Shopping Cart and Stars

Der Herr der Punkte

Auf der Customer Journey kreuzen Kunden Kontaktpunkte des Anbieters. Um diese sogenannten Touchpoints geht es heute.

Richtig eingesetzt helfen Touchpoints bei der Reise zur gewünschten Zielhandlung, mit der meist der Kauf gemeint ist.

Im ungünstigen Fall beenden sie die Customer Journey.

Ein Unternehmen hat viele Berührungen zu (potenziellen) Kunden:

  • stationärer Handel
  • Apps
  • Homepage
  • Aussendungen
  • Banner.

Selten weiß der Anbieter, wer an seinem Touchpoint steht, und wenn er es weiß, kennt er den Status der individuellen Customer Journey nicht.

So nutzt er die meisten dieser Touchpoints seiner Kunden nicht.

Ungenutzte Chancen

Ein Beispiel sind die Produktvorschläge von Deutschlands größtem Onlineshop.

Sie suchen und kaufen dort ein Produkt.
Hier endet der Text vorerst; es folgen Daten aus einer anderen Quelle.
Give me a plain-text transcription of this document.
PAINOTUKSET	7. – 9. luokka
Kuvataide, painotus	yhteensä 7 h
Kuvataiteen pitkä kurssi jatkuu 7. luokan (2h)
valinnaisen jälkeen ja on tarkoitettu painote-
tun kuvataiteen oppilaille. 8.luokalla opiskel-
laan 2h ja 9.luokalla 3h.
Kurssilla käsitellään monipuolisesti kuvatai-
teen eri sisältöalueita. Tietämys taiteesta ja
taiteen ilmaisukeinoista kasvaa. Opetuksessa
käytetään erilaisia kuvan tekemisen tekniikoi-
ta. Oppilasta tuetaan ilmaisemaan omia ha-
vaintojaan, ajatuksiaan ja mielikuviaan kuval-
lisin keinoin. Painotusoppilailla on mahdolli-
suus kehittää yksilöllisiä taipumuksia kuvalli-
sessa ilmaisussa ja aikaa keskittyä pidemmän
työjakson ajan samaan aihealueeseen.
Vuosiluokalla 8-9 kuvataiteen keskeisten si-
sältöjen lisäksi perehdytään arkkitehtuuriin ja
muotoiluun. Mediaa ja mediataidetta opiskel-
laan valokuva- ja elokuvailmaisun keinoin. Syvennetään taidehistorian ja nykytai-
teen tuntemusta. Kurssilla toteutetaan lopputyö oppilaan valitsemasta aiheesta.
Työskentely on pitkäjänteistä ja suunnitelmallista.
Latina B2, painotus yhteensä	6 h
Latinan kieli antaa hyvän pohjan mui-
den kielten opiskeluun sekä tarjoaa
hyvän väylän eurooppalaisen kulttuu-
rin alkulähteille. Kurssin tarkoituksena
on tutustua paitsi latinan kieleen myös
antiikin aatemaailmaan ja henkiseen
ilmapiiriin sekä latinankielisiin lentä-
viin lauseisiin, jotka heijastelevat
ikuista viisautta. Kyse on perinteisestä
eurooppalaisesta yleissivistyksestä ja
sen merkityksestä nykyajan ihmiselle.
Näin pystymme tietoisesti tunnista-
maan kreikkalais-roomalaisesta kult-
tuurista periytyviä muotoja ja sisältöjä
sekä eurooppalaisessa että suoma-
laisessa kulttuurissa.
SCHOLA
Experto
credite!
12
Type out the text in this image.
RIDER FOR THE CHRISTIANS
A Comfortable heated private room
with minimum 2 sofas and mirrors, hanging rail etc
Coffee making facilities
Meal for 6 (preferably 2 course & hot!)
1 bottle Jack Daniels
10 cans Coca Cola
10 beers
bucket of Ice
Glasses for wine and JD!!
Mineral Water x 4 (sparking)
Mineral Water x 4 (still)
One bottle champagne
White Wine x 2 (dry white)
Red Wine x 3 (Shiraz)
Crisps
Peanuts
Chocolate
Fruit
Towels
Im Nachgang bekommen Sie dieses weiter beworben.

Obwohl der Anbieter Ihren Kauf kennt, beharrt er darauf, Ihnen dieses oder weitere Produkte aus dieser Kategorie anzubieten, statt Ihnen sinnvolle Ergänzungen anzubieten.

Frank Meier-Gerßler, CEO der Global Group, ärgert sich über die Verschwendung solcher Chancen.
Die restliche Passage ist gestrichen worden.